Creating such an opportunity requires increased air support to Sunnis who are fighting ISIS. In Iraq, this should take the form of increased efforts to support local tribes against ISIS, sending the message that it is possible to resist the group. This would force ISIS to divert critical resources from operations elsewhere, relieving pressure on U.S.-supported Syrian rebels struggling to hold on to Aleppo and other portions of northern Syria. It would also discredit the narrative that coalition strikes seek to weaken the Sunnis rather than defeat ISIS, perhaps encouraging broader resistance against the group.
Providing direct air support in Syria is more complicated. Most of the coalition seeks the Assad regime's removal, so there is no government force with which to partner. And the various opposition factions are either ideologically unpalatable to Western states or so poorly organized and equipped that they will be unable to undertake offensive operations against ISIS for the foreseeable future. Consequently, the air campaign should focus on two lines of effort: (1) degrading critical ISIS capabilities such as logistics, training, and command-and-control, and (2) preserving moderate rebel capabilities by providing certain factions with air support when they are under attack by ISIS. This would further attrite the group's combat power, undermine its image, and preserve a base of operations for training moderate rebels.

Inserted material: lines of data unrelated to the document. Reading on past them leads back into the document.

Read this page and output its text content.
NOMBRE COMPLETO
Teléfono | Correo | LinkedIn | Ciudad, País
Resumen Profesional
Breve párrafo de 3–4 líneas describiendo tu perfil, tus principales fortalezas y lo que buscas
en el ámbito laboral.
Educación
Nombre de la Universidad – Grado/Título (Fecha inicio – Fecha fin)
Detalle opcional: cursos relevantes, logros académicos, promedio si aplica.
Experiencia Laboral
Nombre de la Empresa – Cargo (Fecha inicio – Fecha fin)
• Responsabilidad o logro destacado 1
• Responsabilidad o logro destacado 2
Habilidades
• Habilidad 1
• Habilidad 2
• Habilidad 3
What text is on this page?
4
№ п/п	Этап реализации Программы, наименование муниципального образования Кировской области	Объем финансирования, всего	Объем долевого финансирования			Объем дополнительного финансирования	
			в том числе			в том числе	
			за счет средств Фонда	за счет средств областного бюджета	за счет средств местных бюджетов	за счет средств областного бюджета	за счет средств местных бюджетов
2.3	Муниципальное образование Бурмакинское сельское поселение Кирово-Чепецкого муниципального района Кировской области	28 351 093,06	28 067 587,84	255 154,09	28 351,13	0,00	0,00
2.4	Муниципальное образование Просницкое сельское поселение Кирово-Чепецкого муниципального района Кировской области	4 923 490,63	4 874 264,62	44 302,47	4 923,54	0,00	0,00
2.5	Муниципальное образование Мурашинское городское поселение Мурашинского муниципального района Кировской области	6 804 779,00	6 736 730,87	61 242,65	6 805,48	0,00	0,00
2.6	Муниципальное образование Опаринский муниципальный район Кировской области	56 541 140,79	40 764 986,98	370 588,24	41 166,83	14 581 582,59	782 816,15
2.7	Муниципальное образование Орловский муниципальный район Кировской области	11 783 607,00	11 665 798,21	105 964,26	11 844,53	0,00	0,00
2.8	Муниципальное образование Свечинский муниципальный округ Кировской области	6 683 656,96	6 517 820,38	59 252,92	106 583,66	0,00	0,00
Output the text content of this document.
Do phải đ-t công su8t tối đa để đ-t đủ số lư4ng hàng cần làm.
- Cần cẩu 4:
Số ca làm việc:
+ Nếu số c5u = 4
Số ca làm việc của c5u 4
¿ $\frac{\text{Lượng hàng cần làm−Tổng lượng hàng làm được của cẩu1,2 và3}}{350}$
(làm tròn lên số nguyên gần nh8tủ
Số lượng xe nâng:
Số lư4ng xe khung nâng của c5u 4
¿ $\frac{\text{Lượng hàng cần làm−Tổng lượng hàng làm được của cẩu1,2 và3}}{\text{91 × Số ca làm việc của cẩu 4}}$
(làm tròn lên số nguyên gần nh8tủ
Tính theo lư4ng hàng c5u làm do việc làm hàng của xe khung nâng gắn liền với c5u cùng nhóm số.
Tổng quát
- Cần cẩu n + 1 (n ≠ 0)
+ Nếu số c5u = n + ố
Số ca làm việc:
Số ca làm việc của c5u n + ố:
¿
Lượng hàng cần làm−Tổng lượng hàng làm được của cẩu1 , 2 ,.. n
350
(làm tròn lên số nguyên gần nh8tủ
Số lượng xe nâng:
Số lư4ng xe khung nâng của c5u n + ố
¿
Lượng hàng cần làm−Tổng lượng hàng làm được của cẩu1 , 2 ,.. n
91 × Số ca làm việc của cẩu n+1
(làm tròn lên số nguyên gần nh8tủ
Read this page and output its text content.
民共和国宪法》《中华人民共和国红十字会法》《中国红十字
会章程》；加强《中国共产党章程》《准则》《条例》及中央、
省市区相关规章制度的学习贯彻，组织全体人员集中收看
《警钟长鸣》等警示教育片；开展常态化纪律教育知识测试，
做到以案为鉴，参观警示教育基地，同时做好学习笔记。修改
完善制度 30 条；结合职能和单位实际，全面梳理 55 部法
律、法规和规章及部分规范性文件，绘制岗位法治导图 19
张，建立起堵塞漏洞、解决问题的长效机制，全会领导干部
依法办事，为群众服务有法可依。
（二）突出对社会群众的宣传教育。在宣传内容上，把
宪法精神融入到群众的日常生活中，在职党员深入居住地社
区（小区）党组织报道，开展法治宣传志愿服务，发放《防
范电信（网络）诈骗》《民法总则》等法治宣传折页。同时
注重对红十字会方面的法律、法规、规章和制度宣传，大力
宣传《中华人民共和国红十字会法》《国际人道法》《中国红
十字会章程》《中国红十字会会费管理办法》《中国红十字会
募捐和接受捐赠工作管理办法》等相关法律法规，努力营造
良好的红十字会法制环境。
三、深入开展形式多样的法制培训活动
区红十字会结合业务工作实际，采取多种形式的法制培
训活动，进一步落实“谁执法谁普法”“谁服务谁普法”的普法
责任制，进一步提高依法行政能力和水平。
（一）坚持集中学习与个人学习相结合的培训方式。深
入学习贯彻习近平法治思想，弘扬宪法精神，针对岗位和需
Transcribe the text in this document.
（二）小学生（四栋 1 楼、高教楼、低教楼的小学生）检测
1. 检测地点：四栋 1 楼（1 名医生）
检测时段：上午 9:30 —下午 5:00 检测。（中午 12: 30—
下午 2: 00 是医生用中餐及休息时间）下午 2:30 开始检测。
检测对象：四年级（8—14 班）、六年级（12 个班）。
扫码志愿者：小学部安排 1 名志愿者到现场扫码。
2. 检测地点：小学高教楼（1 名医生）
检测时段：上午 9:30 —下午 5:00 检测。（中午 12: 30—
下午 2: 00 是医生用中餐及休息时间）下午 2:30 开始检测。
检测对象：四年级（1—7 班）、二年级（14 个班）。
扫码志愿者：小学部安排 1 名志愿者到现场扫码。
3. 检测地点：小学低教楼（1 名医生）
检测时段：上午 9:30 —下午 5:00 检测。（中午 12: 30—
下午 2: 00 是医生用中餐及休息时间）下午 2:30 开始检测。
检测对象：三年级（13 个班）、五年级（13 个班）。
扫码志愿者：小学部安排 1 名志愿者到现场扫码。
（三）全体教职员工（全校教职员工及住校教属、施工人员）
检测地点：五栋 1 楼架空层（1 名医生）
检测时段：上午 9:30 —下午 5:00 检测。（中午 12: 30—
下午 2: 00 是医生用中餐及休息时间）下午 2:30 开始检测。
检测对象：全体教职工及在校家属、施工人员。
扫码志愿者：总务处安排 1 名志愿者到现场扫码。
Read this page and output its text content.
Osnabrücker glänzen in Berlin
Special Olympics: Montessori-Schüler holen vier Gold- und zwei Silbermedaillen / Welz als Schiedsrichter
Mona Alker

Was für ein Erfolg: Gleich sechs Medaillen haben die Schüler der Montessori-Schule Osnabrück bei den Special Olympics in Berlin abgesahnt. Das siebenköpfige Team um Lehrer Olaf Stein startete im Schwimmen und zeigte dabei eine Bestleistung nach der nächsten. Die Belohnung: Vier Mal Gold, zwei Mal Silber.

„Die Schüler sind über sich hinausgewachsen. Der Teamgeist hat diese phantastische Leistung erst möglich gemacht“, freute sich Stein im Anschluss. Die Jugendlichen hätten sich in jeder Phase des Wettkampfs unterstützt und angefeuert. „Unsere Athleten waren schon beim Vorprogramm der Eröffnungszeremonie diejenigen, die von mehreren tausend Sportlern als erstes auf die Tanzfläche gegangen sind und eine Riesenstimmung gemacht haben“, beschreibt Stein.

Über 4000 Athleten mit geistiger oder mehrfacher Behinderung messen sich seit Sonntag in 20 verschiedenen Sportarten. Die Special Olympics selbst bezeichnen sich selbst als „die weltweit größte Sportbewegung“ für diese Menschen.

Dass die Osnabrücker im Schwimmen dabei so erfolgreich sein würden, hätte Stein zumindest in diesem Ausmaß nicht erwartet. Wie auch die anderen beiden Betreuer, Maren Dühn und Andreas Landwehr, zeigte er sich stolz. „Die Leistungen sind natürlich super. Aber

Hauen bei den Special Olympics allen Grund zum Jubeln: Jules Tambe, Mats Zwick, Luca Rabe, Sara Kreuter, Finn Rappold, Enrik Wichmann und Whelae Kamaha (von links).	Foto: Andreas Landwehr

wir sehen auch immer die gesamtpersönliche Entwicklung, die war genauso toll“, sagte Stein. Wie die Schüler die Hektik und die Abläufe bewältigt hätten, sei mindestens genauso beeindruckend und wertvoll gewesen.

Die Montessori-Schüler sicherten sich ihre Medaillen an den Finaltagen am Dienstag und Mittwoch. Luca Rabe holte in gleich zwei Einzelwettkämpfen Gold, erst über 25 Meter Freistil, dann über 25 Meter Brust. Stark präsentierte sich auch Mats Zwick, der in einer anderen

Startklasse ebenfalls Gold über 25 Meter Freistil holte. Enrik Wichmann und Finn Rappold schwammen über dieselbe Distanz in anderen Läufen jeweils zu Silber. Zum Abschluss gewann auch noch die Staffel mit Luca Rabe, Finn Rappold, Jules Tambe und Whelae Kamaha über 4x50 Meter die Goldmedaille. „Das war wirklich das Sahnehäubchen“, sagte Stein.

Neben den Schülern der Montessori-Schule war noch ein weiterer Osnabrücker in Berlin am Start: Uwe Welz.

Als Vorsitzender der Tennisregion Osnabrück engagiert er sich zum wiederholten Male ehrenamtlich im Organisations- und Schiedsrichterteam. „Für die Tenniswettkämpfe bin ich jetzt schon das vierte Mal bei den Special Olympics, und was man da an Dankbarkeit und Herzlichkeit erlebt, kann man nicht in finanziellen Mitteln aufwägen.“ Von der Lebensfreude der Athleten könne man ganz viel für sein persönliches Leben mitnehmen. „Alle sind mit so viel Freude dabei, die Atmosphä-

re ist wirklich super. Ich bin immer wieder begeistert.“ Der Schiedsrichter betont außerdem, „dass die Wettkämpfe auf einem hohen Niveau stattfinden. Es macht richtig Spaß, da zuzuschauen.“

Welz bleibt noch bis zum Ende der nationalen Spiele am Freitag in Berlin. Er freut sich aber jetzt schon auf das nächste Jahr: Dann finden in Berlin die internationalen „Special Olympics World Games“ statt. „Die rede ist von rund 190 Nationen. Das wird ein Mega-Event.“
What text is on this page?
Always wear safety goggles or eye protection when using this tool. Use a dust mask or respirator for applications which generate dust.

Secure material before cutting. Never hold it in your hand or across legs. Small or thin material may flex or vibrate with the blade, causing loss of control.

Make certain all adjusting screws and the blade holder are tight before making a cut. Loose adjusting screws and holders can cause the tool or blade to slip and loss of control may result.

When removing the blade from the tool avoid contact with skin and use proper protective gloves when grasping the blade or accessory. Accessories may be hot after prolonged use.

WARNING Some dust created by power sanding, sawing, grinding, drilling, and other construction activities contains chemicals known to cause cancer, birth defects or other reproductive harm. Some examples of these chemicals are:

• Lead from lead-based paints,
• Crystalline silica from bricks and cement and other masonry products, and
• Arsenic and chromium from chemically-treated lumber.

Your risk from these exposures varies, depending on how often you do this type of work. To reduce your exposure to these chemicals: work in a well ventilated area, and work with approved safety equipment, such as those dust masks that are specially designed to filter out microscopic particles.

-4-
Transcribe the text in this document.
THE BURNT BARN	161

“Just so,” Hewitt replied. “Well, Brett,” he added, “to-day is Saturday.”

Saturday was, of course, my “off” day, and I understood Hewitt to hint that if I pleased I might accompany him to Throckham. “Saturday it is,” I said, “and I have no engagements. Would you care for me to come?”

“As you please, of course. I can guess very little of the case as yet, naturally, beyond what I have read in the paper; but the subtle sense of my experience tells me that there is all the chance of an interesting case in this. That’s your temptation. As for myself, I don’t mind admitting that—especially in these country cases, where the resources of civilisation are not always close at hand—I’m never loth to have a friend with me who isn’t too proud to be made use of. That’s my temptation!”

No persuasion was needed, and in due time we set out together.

CHALLENGES AND RISKS IN IRAQ
In the short term, the strategy outlined above may require coalition intelligence and Special Forces to engage with Iraqi tribesmen, increasing the risk of U.S. casualties. Additionally, creating a Sunni armed force outside Iraq's security establishment risks perpetuating the country's sectarian conflicts after ISIS is defeated. Yet if Baghdad recognizes these units in a manner similar to the Peshmerga, they could eventually become the core around which a Sunni National Guard is built, speeding efforts to achieve long-term security in the Sunni areas west of Baghdad.
Lt. Col. Scott Vickery (USAF) is a visiting military fellow at The Washington Institute and former deputy ISR chief at the 609th Air Operations Center in Qatar. The conclusions and opinions expressed in this document are those of the author; they do not reflect the official position of the U.S. government, Department of Defense, U.S. Air Force, or Air University.